Signification de la Toussaint
DU "PETIT LIVRE DES GRANDES FETES RELIGIEUSES" de Bernard COLLIGNON aux Editions du Bord de l'EAU
Une dernière fois se pose ici la question de savoir, comme pour les autres fêtes chrétiennes, ce qu'il y a, dans la Toussaint, de proprement chrétien, et ce qui affleure encore du substrat dit « païen », « celtique ». Il s'avère que si la Toussaint proprement dite révère tous les saints et martyrs oubliés par le calendrier (les jours de l'année n'y suffisent pas !) la Fête des Morts qui suit représente une survivance plus vivace encore de nos jours que la fête liturgique elle-même.
Toute fête, depuis l'Antiquité en particulier hébraïque, se célébrait dès la veille au soir : le Jour des Morts est venu empiéter sur la fête officielle, jusqu'à pratiquement la supplanter. De toute façon, le 2 novembre n'est pas férié, donc, les familles déposent leurs fleurs (en particulier les extraordinaires chrysanthèmes (« les fleurs d'or ») sur leurs tombes dès l'après-midi de la Toussaint. Chaque mort, en quelque sorte, est devenu un saint (d'où la proximité sentimentale des deux fêtes ?), Chaque mort devenait un dieu. C'est l'hypothèse fort probable de Fustel de Coulanges(La Cité antique) : les premiers cultes préhistoriques ne se seraient pas adressés aux phénomènes naturels tels que grêle, nuit ou tempête, mais bien plutôt à ces personnes qui vivaient avec nous et qui, d'un seul coup, n'étaient plus là.
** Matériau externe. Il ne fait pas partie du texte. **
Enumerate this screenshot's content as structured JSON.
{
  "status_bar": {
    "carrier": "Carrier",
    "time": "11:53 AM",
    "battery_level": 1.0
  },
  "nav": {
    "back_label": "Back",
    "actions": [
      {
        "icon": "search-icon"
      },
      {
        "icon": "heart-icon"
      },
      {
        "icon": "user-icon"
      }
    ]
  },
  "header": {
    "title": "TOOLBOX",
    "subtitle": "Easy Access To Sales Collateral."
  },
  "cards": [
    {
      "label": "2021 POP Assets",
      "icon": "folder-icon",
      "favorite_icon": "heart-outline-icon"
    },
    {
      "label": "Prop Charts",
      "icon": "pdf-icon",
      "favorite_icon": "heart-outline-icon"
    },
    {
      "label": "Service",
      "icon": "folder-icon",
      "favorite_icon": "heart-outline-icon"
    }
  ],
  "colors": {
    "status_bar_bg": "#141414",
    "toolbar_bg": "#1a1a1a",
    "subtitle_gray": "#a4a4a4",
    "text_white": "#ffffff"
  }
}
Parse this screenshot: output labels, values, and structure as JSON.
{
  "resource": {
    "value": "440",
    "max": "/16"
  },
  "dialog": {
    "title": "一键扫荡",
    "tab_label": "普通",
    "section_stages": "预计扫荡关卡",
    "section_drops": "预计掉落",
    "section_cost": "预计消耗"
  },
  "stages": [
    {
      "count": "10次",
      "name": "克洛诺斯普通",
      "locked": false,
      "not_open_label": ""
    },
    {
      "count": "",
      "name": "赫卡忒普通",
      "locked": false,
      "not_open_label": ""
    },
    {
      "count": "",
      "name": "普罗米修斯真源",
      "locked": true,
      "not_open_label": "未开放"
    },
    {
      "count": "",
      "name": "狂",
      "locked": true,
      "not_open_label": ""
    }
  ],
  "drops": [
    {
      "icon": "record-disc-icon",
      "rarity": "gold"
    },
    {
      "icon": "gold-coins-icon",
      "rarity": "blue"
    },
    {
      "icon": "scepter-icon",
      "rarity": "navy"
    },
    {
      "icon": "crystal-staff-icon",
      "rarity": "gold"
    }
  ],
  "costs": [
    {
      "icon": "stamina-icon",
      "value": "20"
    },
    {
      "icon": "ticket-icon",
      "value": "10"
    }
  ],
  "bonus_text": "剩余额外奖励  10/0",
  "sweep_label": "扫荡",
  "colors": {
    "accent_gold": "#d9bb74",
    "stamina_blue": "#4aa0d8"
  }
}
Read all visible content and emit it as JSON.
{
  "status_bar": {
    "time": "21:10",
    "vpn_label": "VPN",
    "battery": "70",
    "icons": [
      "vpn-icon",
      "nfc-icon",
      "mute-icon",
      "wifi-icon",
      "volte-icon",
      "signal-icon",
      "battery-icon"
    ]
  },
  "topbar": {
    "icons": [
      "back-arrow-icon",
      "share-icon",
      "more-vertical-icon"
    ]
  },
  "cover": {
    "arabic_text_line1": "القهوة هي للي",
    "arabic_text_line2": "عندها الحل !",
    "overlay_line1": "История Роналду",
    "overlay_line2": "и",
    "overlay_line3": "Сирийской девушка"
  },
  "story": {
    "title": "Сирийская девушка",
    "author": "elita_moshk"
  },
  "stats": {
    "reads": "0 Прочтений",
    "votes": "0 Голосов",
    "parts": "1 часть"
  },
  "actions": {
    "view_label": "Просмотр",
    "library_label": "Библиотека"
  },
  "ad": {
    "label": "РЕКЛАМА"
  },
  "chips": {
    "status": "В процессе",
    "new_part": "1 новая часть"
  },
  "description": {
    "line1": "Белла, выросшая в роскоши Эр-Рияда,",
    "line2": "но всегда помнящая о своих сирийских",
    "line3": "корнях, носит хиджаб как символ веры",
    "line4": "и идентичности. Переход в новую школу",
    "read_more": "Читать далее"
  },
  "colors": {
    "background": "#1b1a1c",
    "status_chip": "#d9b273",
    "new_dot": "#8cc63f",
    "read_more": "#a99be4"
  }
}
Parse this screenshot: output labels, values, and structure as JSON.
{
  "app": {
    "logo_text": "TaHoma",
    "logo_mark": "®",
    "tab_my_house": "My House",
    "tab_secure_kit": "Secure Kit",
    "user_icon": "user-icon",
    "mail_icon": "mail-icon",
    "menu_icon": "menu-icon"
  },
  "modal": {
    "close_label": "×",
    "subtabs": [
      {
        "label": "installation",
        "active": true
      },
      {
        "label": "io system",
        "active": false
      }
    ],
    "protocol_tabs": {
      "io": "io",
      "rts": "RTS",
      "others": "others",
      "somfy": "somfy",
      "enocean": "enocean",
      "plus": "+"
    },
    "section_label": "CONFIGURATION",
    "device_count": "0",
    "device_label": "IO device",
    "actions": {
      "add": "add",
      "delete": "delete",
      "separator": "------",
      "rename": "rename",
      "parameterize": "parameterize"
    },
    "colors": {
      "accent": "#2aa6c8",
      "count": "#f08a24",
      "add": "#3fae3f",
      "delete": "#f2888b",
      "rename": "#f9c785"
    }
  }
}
Quoi de plus instinctif que de leur conférer une présence invisible, éternelle, en faisant d'eux précisément les protecteurs de la famille, depuis l'au-delà où elles étaient parvenues ? L'innovation de la religion chrétienne consiste à donner aux morts les plus vertueux un pouvoir particulier d'intercession auprès de la divinité : les saints. Juifs et musulmans honorent, certes, la sépultures de leurs grandes personnalités spirituelles, qu'ils admirent, mais qu'ils n'invoquent pas. Les chrétiens, à partir du Haut Moyen Âge, passent alors pour des idolâtres (ne vont-ils pas jusqu'à prêter aux reliques des pouvoirs surnaturels), bien qu'il soit précisé que les chrétiens n' « adorent » pas les saints, et que le Christ demeure le seul intercesseur de valeur.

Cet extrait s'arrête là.